The main question raised by this achievement is how much difference a transplant will tolerate. That is, how much reprogramming is possible? The DNA sequences of M. mycoides and M. capricolum are only about 76% the same, and so it was by no means obvious that the molecular machinery of one would be able to operate on the genome of the other. Yet synthetic biology seems likely to make possible many new cell functions, not by whole-genome transplants but by fusing existing ones. When John I. Glass, a member of the Venter Institute’s team, presented the transplant results at a recent symposium on the merging of synthetic biology and nanotechnology [4], he also described the institute’s work on genome fusion (further comments on matters arising from the symposium appeared in last week’s issue of Nature [5].

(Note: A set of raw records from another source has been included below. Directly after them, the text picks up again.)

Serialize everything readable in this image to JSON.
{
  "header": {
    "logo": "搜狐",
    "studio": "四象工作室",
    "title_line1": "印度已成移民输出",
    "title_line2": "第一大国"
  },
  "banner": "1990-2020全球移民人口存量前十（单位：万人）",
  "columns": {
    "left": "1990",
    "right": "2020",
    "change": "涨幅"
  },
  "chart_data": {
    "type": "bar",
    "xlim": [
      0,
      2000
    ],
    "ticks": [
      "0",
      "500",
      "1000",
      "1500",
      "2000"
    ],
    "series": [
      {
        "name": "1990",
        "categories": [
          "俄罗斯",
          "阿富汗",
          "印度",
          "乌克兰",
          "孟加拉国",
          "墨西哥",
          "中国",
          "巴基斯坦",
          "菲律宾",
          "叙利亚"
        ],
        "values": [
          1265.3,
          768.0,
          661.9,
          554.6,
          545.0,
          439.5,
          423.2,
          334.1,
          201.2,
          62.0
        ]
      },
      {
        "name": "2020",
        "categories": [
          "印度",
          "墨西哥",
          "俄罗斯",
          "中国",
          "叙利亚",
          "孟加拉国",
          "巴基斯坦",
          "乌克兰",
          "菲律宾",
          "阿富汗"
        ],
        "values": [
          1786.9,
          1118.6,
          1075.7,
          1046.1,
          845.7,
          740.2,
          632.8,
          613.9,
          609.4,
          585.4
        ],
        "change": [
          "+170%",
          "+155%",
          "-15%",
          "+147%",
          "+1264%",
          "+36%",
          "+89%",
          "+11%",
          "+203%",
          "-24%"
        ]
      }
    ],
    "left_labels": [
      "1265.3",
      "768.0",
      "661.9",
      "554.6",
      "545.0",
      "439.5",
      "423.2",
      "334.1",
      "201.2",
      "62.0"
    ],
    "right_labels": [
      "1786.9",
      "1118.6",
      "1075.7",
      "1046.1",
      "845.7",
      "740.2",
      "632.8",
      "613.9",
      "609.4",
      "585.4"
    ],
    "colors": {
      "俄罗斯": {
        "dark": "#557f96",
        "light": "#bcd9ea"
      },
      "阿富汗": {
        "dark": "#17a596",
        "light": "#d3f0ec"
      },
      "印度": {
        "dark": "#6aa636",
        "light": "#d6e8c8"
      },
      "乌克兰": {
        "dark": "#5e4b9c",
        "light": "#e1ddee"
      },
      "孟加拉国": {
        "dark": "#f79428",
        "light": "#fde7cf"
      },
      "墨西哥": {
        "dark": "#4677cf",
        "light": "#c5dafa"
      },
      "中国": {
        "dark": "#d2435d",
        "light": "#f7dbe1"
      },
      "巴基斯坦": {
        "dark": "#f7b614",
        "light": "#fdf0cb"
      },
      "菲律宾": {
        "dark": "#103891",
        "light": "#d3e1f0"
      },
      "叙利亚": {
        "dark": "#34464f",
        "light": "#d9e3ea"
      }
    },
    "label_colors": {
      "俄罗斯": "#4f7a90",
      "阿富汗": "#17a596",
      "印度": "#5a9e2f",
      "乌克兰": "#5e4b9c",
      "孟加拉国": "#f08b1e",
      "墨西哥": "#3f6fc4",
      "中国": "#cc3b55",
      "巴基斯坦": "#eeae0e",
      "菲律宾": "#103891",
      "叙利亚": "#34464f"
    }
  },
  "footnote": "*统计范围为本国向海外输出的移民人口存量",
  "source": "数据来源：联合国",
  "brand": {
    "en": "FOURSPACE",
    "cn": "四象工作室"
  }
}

One target is to develop a species of an aerobic Clostridium bacterium that will digest plant cellulose into ethanol, thus generating a fuel from biomass. Cellulose is difficult to break down — which is why trees remain standing for so long — but it can be done by Clostridium cellulolyticum. However, this creates glucose. Clostridium acetobutylicum, meanwhile, makes butanol and other alcohols, but not from cellulose. So a combination of genes from both organisms might do the trick. For such applications, it remains to be seen whether custom-built vehicles or hybrids will win the race.

1. Lartigue, C. et al. Science Express doi:10.1126.1144622 (2007).
2. Fraser, C. M. et al. Science 270, 397–403 (1995).
3. Itaya, M. et al. Proc. Natl Acad. Sci. USA 102, 15971–15976 (2005).
4. Kavli Futures Symposium The Merging of Bio and Nano: Towards Cyborg Cells 11–15 June 2007, Ilulissat, Greenland.
5. Editorial Nature 447, 1031–1032 (2007).